Range 19 establishment expands training capabilities

Public Affairs Staff

Flexible training operations should result from the establishment of Range 19, a new live-fire range on Fort McCoy's North Post, according to Installation Range Officer Mike Todd of the Directorate of Plans, Training, Mobilization and Security Range Management Branch.

photo 1 Range 19
Range Safety Officer Brad Vieth calls into the Directorate of Plans, Training, Mobilization and Security Range Operations fire desk while near the impact area at Range 19 on Fort McCoy's North Post.

Range 19, which did not exist previously, was activated on a hilltop between Ranges 6 and 18 on the north side of the 8,000-acre impact area.

"Range 19 is a bare-bones kind of range," Todd said. "There are no structures, and we have no plans to expand the permanence of the range. However, we are glad we have another area open to help make range operations better in the future."

The range will allow units to shoot munitions that sometimes produce duds, which reduces the need to shut down training on other ranges, especially Ranges 2, 4, 26 and 29.

"These ranges (2, 4, 26 and 29) combine to form an aerial gunnery range that can accommodate a combined arms live-fire exercise," Todd said. "Moving systems that occasionally produce dud munitions to Range 19 will reduce the cost of unexploded ordnance (UXO) clearance in the long term, as well."

Range 19 is equipped to support TOW (tube-launched, optically tracked, wire-guided) systems and related light- to heavy-weapons systems. "We emplaced hard targets in the northern portion of the impact area (near the range) to meet the live-fire requirements of those systems," Todd said.

Though dud munitions are rare, lessening their affect on training is important. Range 19 will help alleviate any training impacts of a dud munition.

"Once there is a dud munition (that poses a problem), we have to get it cleared, and it shuts down or at least degrades the use of that range until EOD (explosive ordnance) personnel finish the dud and UXO clearance work," Todd said.

photo 2 Range 19
A direct-line view into the Fort McCoy impact area from Range 19.

"There is not an EOD unit on the installation, so we contact EOD folks — sometimes as far away as Kentucky — to come up here and clear duds or UXO," Todd said. "That process could take up to a week, which translates into lost training time and reduced range availability."

Adding in a training area like Range 19 also reduces impact on firing order in the impact area, Todd said.

"Previously, we would have to shut a unit down, move the potentially dud-producing system into place, fire, and then clear the range, which on a range like Range 2 could take an hour," Todd said. "Now, we can have a TOW completely set up to fire (at Range 19) and can wait for a break in a unit training on a range like Range 29, for example.
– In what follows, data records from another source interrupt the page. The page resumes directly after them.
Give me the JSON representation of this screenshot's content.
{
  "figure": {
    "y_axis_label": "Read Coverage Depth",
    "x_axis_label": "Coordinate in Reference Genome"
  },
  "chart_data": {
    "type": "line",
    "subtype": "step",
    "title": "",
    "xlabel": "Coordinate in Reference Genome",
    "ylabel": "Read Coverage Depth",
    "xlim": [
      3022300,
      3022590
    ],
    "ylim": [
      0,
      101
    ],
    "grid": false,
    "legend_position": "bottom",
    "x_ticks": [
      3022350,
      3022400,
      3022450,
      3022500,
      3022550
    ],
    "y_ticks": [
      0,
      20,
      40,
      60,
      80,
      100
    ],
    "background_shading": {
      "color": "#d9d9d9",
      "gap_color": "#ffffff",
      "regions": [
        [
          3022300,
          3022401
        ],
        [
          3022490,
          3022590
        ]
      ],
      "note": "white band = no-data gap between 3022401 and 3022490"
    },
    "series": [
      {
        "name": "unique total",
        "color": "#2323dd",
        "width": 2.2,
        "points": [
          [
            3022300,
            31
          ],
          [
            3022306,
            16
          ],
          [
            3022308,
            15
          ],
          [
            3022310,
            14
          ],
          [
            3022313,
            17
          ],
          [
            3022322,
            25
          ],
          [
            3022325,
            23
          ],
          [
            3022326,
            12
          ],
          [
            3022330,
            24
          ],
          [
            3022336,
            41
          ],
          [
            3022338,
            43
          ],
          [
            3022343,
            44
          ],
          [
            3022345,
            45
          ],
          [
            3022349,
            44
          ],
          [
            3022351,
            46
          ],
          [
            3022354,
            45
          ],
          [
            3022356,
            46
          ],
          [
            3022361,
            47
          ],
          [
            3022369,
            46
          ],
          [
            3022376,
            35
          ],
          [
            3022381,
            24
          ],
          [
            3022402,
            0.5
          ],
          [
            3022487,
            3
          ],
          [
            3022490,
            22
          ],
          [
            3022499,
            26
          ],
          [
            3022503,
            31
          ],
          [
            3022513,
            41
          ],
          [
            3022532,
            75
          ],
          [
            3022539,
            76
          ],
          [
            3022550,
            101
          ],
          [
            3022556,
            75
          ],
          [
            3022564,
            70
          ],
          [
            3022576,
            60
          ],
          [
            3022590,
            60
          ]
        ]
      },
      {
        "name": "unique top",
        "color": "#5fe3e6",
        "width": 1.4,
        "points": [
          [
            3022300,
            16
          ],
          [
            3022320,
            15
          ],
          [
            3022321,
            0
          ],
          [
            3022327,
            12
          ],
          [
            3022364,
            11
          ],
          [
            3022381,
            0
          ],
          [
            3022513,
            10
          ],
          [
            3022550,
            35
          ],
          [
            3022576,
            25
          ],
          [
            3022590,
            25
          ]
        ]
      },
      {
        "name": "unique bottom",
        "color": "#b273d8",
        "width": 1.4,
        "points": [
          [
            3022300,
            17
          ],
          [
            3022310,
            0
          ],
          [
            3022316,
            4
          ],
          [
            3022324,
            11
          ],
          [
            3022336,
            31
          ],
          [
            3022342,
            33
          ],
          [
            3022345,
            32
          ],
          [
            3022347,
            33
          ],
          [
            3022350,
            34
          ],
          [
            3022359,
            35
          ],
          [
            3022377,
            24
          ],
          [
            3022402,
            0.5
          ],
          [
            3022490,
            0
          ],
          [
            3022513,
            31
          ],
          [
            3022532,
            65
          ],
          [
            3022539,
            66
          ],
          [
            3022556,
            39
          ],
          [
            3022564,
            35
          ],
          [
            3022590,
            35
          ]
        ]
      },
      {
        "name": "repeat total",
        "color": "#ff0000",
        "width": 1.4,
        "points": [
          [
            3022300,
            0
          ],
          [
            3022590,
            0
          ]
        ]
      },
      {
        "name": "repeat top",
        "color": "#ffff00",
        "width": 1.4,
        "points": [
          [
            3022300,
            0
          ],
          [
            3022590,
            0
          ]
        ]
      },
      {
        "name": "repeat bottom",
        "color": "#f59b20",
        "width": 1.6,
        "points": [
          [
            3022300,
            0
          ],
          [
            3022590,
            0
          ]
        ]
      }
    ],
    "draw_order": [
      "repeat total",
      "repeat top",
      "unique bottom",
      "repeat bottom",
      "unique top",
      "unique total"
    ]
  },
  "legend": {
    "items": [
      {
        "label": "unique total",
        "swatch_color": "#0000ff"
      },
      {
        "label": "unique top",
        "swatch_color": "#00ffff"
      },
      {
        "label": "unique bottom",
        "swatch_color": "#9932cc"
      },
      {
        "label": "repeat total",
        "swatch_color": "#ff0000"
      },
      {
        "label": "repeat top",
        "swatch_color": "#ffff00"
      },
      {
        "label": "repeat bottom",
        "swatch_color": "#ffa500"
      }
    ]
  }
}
Once the unit on Range 29 is between firing iterations, we can fire the TOW and then the unit on Range 29 can start the next firing iteration.

"This minimizes impact to training time, and, in this case, the impact to the unit on Range 29 would be none since we could time the TOW firing to natural break in unit firing orders," Todd said. "Having Range 19 will now cause less interference in training activity and help training operations — overall — flow better."

Range Safety Officer Brad Vieth said he welcomes the flexibility Range 19 brings to range operations.

"It will really help with scheduling, and gives us another area to fire (Army) missile and rocket systems," Vieth said. "Also, to not have to close off other ranges because of the surface danger zone created by a TOW or Javelin munition will help make things safer."

Range improvements align with the Fort McCoy strategic objectives to continually modernize the infrastructure and to enhance military value through improved training area utilization and land-use initiatives.